It’s been six months since we started helping teams optimize their Kubernetes infrastructure. During this time, we have started every new client relationship by helping their team gain clear visibility into their resource and spend allocation. Last year, we wrote an early post on using Grafana and Prometheus to accomplish this. Today, we want to share how our process has evolved and present the open source solution we have created to support this improved approach!
First, let’s quickly go over why we always start with resource/cost allocation before helping teams optimize their resources. We do it because 1) it directly uncovers common patterns that create overspending on infrastructure assets, not to mention other undesirable issues within a Kubernetes cluster and 2) it helps teams prioritize where to focus their optimization efforts. The root cause of these negative patterns has ranged from the mundane (abandoned deployments) to the startling (bitcoin mining malware). More on these common pitfalls in a future post!
Our initial approach
We initially used a simple set of Grafana dashboards (mentioned in post above) to provide teams cost allocation visibility. We quickly ran into limitations with these tools. To name a few, these dashboards weren’t easily able to show us cost allocation by service/deployment/label, didn’t integrate with dynamic cloud billing data, and they wouldn’t easily support viewing data across multiple clusters. In response, we created the Kubecost product to give teams real-time dynamic cost allocation for major cloud providers and on-prem clusters. This week, we are publicly launching and open sourcing our core model used to generate this cost allocation data. It’s now available on Github.

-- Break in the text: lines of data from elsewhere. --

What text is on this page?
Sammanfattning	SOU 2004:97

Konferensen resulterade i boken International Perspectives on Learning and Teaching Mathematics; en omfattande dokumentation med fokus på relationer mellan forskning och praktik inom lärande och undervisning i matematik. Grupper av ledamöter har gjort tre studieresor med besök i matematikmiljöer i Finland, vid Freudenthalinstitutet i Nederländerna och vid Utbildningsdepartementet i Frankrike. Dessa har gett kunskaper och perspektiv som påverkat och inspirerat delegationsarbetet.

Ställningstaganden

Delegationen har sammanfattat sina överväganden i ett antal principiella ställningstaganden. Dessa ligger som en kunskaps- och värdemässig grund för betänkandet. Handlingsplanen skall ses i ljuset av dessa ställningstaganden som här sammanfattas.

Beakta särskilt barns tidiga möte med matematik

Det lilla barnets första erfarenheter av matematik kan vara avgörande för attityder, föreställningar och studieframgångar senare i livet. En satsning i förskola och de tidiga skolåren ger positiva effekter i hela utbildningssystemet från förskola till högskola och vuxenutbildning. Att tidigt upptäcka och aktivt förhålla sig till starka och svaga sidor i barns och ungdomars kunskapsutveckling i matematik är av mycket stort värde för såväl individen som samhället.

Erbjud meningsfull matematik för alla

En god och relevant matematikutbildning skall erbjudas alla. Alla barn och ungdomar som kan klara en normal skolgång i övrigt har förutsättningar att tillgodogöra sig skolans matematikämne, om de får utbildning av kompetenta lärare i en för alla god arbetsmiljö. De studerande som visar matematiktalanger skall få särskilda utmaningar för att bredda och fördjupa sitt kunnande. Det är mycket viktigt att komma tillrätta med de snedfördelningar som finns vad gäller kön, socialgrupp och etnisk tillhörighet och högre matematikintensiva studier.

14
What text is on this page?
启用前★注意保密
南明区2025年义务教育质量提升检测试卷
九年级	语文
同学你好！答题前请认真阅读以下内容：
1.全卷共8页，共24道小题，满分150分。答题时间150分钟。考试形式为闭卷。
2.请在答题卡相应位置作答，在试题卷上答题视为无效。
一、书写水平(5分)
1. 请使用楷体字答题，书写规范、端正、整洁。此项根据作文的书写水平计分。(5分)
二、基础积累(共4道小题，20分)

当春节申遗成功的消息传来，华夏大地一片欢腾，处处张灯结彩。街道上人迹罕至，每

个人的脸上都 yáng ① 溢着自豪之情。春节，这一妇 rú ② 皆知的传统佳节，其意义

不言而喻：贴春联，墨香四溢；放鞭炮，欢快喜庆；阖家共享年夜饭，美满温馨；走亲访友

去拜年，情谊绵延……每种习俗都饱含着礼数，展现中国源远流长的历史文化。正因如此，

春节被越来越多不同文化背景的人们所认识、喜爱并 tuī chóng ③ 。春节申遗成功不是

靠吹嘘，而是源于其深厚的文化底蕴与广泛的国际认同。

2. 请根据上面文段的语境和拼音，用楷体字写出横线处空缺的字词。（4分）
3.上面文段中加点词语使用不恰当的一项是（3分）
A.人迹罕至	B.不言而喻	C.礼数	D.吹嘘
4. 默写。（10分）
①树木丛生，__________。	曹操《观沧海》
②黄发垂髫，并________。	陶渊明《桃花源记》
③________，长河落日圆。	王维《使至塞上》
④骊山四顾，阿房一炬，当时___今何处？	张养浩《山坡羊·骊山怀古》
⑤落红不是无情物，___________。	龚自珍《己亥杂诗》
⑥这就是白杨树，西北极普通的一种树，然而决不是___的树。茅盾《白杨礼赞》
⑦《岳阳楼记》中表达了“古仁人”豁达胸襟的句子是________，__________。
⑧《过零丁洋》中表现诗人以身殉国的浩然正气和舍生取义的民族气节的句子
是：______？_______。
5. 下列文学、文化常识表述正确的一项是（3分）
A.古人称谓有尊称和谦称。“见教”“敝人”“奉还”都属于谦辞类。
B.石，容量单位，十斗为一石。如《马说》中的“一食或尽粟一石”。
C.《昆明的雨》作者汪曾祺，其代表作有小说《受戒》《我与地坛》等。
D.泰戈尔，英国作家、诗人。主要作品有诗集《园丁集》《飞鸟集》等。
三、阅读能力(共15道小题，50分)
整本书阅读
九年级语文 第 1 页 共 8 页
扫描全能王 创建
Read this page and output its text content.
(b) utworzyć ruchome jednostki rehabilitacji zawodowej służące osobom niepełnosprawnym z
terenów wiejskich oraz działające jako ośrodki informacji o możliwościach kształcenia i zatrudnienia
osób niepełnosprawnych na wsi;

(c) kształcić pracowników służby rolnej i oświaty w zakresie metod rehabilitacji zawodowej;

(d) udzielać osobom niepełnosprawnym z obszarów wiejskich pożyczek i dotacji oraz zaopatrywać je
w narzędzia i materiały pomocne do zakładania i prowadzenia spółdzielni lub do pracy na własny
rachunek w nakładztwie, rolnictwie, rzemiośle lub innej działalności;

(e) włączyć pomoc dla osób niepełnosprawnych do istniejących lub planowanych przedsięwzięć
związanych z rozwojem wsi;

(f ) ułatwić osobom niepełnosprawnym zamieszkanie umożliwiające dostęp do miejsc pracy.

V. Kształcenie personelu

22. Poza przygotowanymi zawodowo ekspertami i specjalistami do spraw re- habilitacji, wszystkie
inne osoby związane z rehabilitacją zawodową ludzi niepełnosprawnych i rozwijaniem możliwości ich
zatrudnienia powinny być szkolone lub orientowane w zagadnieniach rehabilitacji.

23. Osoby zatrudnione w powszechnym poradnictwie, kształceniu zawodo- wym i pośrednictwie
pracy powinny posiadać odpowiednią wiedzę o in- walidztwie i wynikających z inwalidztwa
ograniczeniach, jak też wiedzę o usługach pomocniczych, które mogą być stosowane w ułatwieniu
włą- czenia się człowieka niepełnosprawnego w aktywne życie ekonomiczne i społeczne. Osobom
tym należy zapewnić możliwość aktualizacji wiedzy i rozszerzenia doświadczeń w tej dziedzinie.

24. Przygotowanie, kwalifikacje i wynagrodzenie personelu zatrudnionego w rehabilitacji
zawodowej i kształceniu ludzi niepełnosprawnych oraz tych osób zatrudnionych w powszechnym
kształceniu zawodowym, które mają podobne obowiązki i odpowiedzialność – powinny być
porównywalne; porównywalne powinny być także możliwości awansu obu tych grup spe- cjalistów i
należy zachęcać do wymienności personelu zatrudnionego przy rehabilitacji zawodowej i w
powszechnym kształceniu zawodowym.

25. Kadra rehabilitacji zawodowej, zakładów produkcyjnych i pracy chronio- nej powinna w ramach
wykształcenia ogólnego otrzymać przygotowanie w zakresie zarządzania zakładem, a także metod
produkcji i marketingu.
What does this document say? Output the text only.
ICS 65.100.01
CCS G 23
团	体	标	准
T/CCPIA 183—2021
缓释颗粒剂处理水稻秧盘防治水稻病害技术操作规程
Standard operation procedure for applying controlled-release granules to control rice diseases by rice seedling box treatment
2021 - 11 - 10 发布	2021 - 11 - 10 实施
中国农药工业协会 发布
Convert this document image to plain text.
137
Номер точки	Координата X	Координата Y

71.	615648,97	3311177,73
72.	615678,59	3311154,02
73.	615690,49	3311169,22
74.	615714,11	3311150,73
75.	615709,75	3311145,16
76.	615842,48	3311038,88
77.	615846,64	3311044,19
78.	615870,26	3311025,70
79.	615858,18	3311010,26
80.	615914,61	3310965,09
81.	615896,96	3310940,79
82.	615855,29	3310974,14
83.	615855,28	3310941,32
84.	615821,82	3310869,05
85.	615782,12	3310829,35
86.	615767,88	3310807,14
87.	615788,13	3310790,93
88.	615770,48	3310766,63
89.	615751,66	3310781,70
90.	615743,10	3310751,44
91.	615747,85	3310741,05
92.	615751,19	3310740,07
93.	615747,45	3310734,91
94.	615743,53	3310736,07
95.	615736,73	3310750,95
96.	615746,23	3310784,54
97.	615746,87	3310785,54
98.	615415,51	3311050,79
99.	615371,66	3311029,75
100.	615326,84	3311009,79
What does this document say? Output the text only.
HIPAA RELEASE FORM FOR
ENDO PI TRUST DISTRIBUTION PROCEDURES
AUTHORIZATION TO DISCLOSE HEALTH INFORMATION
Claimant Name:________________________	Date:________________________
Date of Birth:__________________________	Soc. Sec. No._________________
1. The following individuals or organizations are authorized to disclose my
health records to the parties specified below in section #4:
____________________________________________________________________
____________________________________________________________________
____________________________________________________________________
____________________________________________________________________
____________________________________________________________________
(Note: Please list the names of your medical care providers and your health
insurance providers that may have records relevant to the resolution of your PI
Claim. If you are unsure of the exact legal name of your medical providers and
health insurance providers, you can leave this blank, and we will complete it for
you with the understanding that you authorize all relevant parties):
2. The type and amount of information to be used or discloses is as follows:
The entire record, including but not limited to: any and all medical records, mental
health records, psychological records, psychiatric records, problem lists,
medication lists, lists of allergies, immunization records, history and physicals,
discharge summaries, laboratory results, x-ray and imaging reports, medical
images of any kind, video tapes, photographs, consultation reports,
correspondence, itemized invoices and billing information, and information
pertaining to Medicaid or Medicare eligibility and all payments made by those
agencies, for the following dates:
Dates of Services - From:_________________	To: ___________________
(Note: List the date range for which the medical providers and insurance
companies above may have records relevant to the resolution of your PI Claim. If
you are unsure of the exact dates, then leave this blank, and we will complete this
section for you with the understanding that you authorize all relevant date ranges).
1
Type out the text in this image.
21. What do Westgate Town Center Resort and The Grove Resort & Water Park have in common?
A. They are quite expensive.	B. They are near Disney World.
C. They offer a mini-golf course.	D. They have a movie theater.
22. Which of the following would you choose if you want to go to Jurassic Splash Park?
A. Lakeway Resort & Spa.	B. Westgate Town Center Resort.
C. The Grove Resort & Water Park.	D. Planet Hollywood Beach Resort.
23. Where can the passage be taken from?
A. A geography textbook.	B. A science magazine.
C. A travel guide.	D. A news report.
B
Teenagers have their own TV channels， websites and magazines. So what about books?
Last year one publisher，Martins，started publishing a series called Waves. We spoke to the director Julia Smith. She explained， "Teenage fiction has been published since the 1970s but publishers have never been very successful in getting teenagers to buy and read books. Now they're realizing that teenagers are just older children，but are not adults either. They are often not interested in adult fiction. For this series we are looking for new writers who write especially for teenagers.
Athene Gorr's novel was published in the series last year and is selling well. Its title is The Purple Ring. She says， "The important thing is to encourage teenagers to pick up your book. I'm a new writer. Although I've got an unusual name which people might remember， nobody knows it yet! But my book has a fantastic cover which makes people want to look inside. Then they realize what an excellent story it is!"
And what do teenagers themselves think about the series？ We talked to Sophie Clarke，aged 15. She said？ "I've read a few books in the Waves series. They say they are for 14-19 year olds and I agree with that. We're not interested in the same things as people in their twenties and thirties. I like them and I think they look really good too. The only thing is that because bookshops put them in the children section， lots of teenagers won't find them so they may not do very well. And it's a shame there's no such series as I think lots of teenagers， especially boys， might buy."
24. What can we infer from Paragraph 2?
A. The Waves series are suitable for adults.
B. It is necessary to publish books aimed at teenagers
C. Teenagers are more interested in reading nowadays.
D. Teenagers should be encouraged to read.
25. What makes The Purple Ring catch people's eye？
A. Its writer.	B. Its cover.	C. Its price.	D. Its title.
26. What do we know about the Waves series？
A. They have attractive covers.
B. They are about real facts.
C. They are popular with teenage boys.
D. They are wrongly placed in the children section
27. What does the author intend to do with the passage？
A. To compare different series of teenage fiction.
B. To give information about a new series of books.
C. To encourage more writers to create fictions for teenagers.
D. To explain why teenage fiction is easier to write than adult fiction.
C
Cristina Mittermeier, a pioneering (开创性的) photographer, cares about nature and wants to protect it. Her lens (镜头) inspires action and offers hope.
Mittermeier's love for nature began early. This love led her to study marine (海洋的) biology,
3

Kubecost enables teams to view the following with an install that takes only minutes:
- Real-time cost allocations by all key k8s concepts, e.g. spend namespace, deployment, service, daemonset, pod, container, job, etc.
- Cost allocation by configurable labels to measure spend by owner, team, department, product, etc.
- Dynamic asset pricing enabled by integrations with AWS and GCP billing APIs, estimates available for Azure
- Cost allocation metrics for CPU, GPU, memory, and storage
- Out of cluster cloud costs tied back to owner, e.g. S3 buckets and RDS instance allocated to pod/deployment
- You can also export billing data back to Prometheus for further analysis
Why do we believe it improves standalone Grafana/Prometheus?
Don’t get us wrong — we remain huge fans of Grafana & Prometheus. Kubecost today is built with deep integrations to both. We do believe Kubecost offers an improvement on top of these as a standalone solution for cost monitoring. That’s because it takes you from estimates to real-time, accurate cost data directly from cloud providers, and highly customizable input for on-prem clusters. It also enables meaningful new views such as cost by service (shown in the following graph).
The core Kubecost allocation model is open source (Apache 2) and can now be found on Github. You can deploy it as a pod directly on your cluster if you want to run the model yourself or make modifications. You can also install the full Kubecost product (w/ associated dashboards) via a single Helm install on our website.
Cost allocation is just the beginning for Kubecost — it’s our goal to make capacity planning and cost management tools more accessible to teams of all sizes. We’re starting with this cost allocation model because we believe it is the first step to enabling powerful optimizations and process changes.